Patos, vinhas e arrozais
Em nome da sustentabilidade
Stellenbosch localiza-se na província sul-africana do Cabo Ocidental e é considerada uma das mais antigas e destacadas regiões produtoras de vinho do país. A cidade foi fundada em 1679 por Simon van der Stel, governador do Cabo da Boa Esperança que, juntamente com outros colonos holandeses plantou as primeiras vinhas da região.
A produção de vinho de Stellenbosch cresceu durante os séculos XVIII e XIX, todavia, sofreu um forte revés no final do século XIX e início do século XX, devido a uma praga de filoxera, que provocou a destruição de grande parte das vinhas. Posteriormente, no século XX, através da introdução de novas variedades e da utilização de novas tecnologias de produção, a indústria vinícola da região recuperou.
Hoje, a região de Stellenbosch é conhecida pelos tintos encorpados, provenientes das uvas Cabernet Sauvignon, Merlot e Syrah, assim como pelos excelentes brancos produzidos a partir das uvas Sauvignon Blanc, Chardonnay e Chenin Blanc.
Porém, Stellenbosch é muito mais que uma região vinícola de elevada qualidade. Quem visita a cidade, logo se apercebe da riqueza histórica e cultural, onde sobressai a arquitectura dos edifícios de traça colonial – casas de fazenda, museus e igrejas.
Apesar do reconhecimento do seu inegável património histórico-cultural, a temática de hoje versa sobre a utilização de práticas de sustentabilidade ambiental nos vinhedos de Stellenbosch e é sobre isso que me vou focar.
Não raras vezes, somos surpreendidos por notícias que nos acalentam a esperança de que é possível construir um mundo melhor, baseado em práticas ambientais mais sustentáveis. Um bom exemplo do que acabei de referir é a utilização de um “exército” de 500 patos que, todas as manhãs, em fila, percorrem os vários hectares da quinta de Vergenoegd Löw. Mas, o que fazem 500 patos numa vinha?
Estes anatídeos têm uma missão específica: fazer o controlo natural de milhares de lesmas, caracóis e insectos muito prejudiciais ao desenvolvimento das vinhas, melhorando, ao mesmo tempo, os solos das plantações. Os resultados obtidos através da acção dos patos corredores indianos parecem ser muito animadores, sendo até mais eficazes que os alcançados pelos pesticidas tradicionais. Além disso, os patos desta espécie, porque são mais esguios e apresentam pernas longas e uma postura quase vertical, conseguem executar o trabalho com maior rapidez e alcançar as pragas num nível mais elevado das vinhas, entre as folhas.

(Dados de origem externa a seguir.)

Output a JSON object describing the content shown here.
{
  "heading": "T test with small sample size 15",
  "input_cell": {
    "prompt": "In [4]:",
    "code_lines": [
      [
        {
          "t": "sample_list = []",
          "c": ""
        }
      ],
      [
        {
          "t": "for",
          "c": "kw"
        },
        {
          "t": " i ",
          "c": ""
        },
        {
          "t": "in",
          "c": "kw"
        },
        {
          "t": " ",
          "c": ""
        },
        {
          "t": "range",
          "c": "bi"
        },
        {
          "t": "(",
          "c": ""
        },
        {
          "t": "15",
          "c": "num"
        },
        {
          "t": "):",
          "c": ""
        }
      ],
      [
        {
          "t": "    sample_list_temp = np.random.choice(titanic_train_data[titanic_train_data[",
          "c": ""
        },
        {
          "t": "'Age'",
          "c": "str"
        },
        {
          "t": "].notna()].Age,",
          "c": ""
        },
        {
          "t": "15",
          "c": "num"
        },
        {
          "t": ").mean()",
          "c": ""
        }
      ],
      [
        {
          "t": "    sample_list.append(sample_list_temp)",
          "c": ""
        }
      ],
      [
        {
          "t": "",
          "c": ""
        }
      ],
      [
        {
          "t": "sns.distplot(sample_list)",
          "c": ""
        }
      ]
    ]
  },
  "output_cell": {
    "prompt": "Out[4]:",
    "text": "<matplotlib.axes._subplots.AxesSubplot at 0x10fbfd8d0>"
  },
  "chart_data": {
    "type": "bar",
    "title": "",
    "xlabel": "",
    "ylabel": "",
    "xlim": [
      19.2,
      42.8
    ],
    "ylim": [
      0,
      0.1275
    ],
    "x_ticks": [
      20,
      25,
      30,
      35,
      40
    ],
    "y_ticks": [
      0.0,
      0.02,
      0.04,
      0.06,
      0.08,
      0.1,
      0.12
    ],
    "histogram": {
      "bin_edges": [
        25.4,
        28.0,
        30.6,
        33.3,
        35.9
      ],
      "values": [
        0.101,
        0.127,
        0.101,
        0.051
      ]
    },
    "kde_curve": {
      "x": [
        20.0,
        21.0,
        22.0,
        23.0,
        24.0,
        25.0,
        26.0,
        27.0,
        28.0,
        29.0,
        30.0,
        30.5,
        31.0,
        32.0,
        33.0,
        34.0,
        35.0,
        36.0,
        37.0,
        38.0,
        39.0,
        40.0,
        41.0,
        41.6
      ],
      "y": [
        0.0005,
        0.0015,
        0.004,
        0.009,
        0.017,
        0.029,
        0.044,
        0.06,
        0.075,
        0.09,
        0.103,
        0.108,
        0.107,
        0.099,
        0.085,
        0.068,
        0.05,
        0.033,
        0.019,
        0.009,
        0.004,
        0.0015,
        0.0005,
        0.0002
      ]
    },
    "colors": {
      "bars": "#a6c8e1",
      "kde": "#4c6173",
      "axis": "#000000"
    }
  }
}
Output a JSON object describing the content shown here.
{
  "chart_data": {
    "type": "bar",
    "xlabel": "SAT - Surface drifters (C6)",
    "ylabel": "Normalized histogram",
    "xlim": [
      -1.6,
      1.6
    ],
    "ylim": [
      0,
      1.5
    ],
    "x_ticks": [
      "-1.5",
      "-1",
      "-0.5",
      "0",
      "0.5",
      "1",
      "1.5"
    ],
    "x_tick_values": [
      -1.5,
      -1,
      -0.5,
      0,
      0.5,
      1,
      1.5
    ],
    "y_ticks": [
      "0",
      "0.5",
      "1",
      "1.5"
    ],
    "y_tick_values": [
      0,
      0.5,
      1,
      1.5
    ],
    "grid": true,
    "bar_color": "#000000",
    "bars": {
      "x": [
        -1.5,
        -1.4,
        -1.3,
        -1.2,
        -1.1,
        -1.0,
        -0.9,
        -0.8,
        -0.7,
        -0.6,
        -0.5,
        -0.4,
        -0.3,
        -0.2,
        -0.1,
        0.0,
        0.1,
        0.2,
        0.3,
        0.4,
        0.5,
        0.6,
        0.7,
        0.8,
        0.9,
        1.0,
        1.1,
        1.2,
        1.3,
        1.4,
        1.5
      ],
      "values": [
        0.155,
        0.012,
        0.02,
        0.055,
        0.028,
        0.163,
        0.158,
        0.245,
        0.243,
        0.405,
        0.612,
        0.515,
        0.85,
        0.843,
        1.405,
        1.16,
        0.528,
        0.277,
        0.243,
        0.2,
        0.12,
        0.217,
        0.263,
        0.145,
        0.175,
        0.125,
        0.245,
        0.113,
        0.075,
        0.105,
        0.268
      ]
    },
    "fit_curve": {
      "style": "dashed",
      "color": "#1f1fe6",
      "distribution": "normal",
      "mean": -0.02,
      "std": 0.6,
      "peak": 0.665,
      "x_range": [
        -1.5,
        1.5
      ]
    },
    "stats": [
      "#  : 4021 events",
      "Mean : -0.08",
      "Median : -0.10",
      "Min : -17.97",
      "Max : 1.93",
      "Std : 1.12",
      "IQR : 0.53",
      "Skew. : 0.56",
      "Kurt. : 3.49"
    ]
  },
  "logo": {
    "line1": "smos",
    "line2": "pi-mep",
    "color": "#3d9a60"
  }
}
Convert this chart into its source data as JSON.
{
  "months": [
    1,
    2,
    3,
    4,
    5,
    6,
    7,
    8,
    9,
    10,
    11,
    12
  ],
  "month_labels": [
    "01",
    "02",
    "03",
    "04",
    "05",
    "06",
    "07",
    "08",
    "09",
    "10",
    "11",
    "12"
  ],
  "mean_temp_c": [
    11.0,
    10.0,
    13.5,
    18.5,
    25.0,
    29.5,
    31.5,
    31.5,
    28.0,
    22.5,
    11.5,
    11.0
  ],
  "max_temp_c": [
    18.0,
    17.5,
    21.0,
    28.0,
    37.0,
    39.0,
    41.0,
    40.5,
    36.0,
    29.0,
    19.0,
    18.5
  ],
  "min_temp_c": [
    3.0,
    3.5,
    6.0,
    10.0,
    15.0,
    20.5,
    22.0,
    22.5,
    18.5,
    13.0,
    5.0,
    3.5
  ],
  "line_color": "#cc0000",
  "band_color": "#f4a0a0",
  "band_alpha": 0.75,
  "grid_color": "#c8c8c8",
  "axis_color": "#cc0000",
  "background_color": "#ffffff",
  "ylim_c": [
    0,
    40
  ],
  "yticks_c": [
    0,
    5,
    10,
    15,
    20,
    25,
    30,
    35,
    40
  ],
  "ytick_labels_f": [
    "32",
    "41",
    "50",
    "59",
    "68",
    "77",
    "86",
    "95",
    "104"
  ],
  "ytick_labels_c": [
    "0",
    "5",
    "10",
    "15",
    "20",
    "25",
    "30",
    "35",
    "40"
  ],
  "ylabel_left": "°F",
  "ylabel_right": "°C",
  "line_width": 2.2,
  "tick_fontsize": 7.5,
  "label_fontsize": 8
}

Esta prática já é utilizada há séculos na Ásia. Nesta quinta da África do Sul, a utilização dos patos nas vinhas remonta ao ano 1983, quando os primeiros seis patos começaram a fazer a “limpeza” dos caracóis, lesmas e insectos que proliferavam naqueles espaços. Ao longo dos anos, a meia dúzia de patos foi procriando até atingir várias centenas. Este número já permite aos proprietários da quinta manterem os vinhedos saudáveis e fazerem a manutenção da mesma sem quase usarem produtos químicos, reduzindo, desse modo, os elevados custos que anteriormente tinham com os pesticidas e com os fertilizantes sintéticos.
Por outro lado, os 500 patos pretos, brancos e castanhos, tornaram-se uma atracção turística adicional para os turistas que, frequentemente, visitam a quinta para participarem em provas de vinhos.
Do outro lado do Índico, entre o Mar de Andamão e o Golfo da Tailândia, no Pacífico, existe uma prática semelhante, contudo, aplicada nas produções de arroz, onde os agricultores locais soltam milhares de patos para erradicarem diversas pragas. Esta prática ancestral traduz-se num duplo benefício – por um lado, reduzem os gastos com a alimentação das aves; por outro, utilizam menos produtos químicos nos arrozais.
Na Tailândia, por exemplo, dez mil patos são libertados todos os anos nos campos inundados para se dedicarem à limpeza dos restos das cascas de arroz que ficaram do ano anterior e das pragas que afectam a produção. Durante cinco meses, aqueles patos da raça britânica Khaki Campbel deslocam-se livremente pelos arrozais, regressando posteriormente às fazendas, nos restantes meses do ano, para produzirem ovos, num ciclo interminável entre a inevitável renovação da espécie e a necessária limpeza das pragas dos campos de arroz.
Perguntamos, então, o que é que os patos indianos das vinhas sul-africanas têm em comum com os patos britânicos dos arrozais tailandeses? – São dois bons exemplos de práticas agrícolas em prol da sustentabilidade ambiental das regiões.